Les papous regardaient les flots et nous, rayonnants, regardions les papous. Appareils photo et caméras s'activaient. Mais le face-à-face cessa très vite. Car les manchots ont beaucoup à faire : des pentes neigeuses à descendre sur le ventre, des sauts de l'ange à effectuer depuis les rochers. Du coup, nous sommes allés voir ailleurs. Direction : notre premier glacier sous un bout de ciel apocalyptique. Enfoncés dans la neige jusqu'à la taille, nous avons failli buter sur des phoques qui se prélassaient sur des galets gelés. Avec leurs grands yeux tristes, ils se croisaient les nageoires comme pour se réconforter. Nous sommes ensuite arrivés à l'île de la Déception (qui est l'homme de génie qui a baptisé tous ces endroits ?), le coin d'Antarctique préféré de Chris, le médecin australien du bord. "A cause du panorama, de l'histoire, de tout, quoi." C'est le nec plus ultra de la rade naturelle, un volcan effondré dans lequel les bateaux se faufilent par une faille baptisée le Soufflet de Neptune. (Ivan, notre capitaine moustachu, dragueur impénitent, ne passait que rarement son temps à la passerelle, sauf quand il s'agissait de faire la preuve de sa dextérité à la barre dans des moments pareils.) Pour ce qui est de l'histoire, on trouve la baie des Baleiniers, qui abrita de juteuses activités au détriment des cétacés jusqu'à ce que le volcan décide d'y mettre un terme en 1931. Les traces en sont encore visibles partout - des cabanes, des baleinières et d'énormes réservoirs cylindriques rouillés, autrefois pleins d'une huile de baleine de première qualité -, le tout s'enfonçant désormais lentement dans le sable noir. Sinistre mais fascinant. Un peu comme l'architecture de Frank Gehry [qui a notamment construit le musée Guggenheim de Bilbao]. Laurie s'est engouffré dans l'un des réservoirs et a entonné l'hymne Amazing Grace. Tous les autres se sont débarrassés de leur harnachement pour se retrouver en maillot de bain et courir vers la mer gelée. Ils en sont aussitôt ressorti en hurlant avant de se plonger dans un bassin thermal délicieusement chaud creusé à même la plage. Au large, les manchots passaient en cancanant et en détournant le regard.

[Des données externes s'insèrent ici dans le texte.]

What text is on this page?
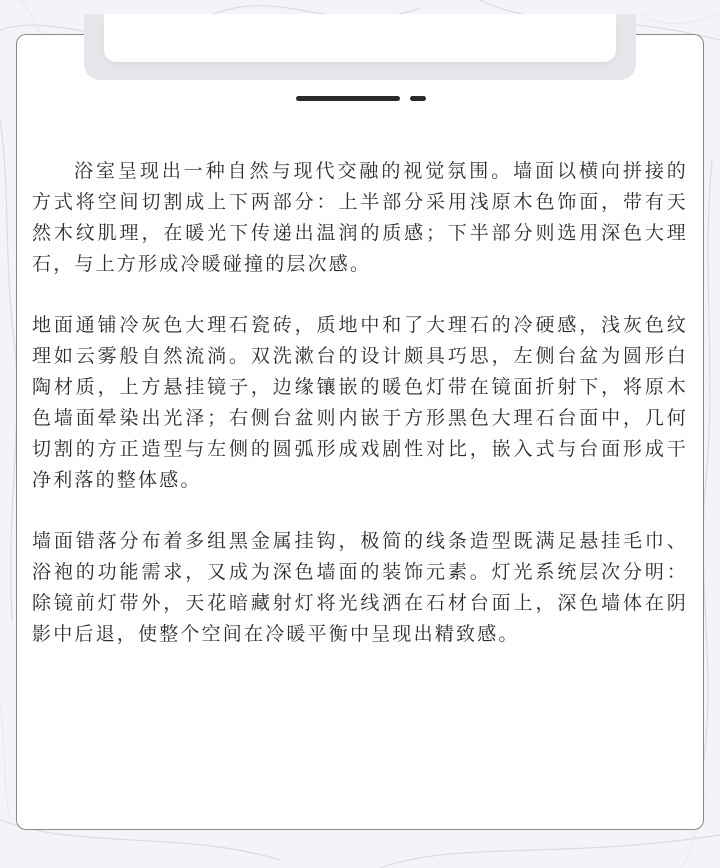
浴室呈现出一种自然与现代交融的视觉氛围。墙面以横向拼接的方式将空间切割成上下两部分：上半部分采用浅原木色饰面，带有天然木纹肌理，在暖光下传递出温润的质感；下半部分则选用深色大理石，与上方形成冷暖碰撞的层次感。

地面通铺冷灰色大理石瓷砖，质地中和了大理石的冷硬感，浅灰色纹理如云雾般自然流淌。双洗漱台的设计颇具巧思，左侧台盆为圆形白陶材质，上方悬挂镜子，边缘镶嵌的暖色灯带在镜面折射下，将原木色墙面晕染出光泽；右侧台盆则内嵌于方形黑色大理石台面中，几何切割的方正造型与左侧的圆弧形成戏剧性对比，嵌入式与台面形成干净利落的整体感。

墙面错落分布着多组黑金属挂钩，极简的线条造型既满足悬挂毛巾、浴袍的功能需求，又成为深色墙面的装饰元素。灯光系统层次分明：除镜前灯带外，天花暗藏射灯将光线洒在石材台面上，深色墙体在阴影中后退，使整个空间在冷暖平衡中呈现出精致感。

Je garde des quelques jours qui suivirent des images pêle-mêle : de nouveaux séjours dans le vestiaire (nous quittions le bord près de trois fois par jour) ; de nouvelles rencontres avec des manchots (des manchots à jugulaire et de magnifiques Adélie) ; des errances dans un parc de gigantesques icebergs turquoise en forme de fromage, de tire-bouchon, d'arc de triomphe ; d'irrésistibles glissades en masse le long des moindres pentes enneigées que nous croisions. Pour ce qui est des sorties en ville, le meilleur moment reste celui où, survolant une étendue immaculée, nous nous sommes rendus en hélicoptère à Vernadsky, une petite base de recherche ukrainienne cédée par la Grande-Bretagne pour 1 livre. Ici, onze hommes enfermés pendant des mois surveillent la couche d'ozone depuis de petites salles éclairées au néon et dont les fenêtres disparaissent sous la neige. Ils font surtout beaucoup d'exercice et servent gratuitement de la vodka maison à toute femme de passage qui est prête à faire don de son soutien-gorge au bar.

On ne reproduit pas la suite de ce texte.